Entre los anarquistas, el planteamiento es, en principio, tajante: cada militante debe realizar una «revolución interior», fundamentalmente intelectual, antes de poder aspirar legítimamente a transformar la sociedad. (…) Esta revolución previa no es, para empezar, exclusivamente intelectual, sino que debe afectar también al conjunto de los sentimientos y de la conducta del revolucionario. El propio Mella se refiere a la necesidad de:

«revolverse contra la gran mentira, sacudirse el enorme peso de la herencia de embuste (…), autoemanciparse interiormente por el conocimiento y la experiencia, comenzando a marchar sin andadores»; «hacerse autónomo, gobernarse a sí mismo de hecho valdrá más que las mejores predicaciones y propagandas».
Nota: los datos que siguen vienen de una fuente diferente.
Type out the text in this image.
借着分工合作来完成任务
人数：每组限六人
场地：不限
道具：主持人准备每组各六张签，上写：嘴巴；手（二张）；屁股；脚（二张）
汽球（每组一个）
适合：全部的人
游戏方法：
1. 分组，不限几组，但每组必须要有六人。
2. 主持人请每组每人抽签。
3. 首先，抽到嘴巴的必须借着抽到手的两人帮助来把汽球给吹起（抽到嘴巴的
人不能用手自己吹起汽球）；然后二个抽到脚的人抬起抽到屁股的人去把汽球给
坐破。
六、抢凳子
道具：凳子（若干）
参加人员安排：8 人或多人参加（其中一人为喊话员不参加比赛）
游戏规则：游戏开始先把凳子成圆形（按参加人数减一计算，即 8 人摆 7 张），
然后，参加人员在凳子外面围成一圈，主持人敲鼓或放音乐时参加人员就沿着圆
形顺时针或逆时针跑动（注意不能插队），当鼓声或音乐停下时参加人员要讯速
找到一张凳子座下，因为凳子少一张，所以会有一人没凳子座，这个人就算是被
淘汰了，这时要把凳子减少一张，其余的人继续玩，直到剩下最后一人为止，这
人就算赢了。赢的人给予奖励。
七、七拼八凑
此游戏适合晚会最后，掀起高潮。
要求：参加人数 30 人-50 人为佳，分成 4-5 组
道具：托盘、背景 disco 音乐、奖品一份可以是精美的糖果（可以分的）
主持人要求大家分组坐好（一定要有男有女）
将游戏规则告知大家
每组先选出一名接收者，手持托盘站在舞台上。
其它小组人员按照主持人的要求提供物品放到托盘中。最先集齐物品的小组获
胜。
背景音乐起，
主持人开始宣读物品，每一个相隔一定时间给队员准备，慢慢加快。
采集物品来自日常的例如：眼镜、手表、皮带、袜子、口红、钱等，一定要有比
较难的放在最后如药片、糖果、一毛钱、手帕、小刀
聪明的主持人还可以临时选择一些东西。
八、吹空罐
Se trata, pues, no sólo de leer, sino de «ser rebelde» en todos los actos, autónomo ya desde el momento y en esta sociedad, hasta el punto en que sea posible; se trata de practicar la ética futura en las relaciones actuales frente a los «jefes», con los amigos, con la compañera y, dentro de las organizaciones revolucionarias, de evitar las prácticas autoritarias. Todo ello con un objetivo táctico secundario: hacer propaganda («por el hecho», como el terrorista), es decir, demostrar a las masas que la rebeldía es posible.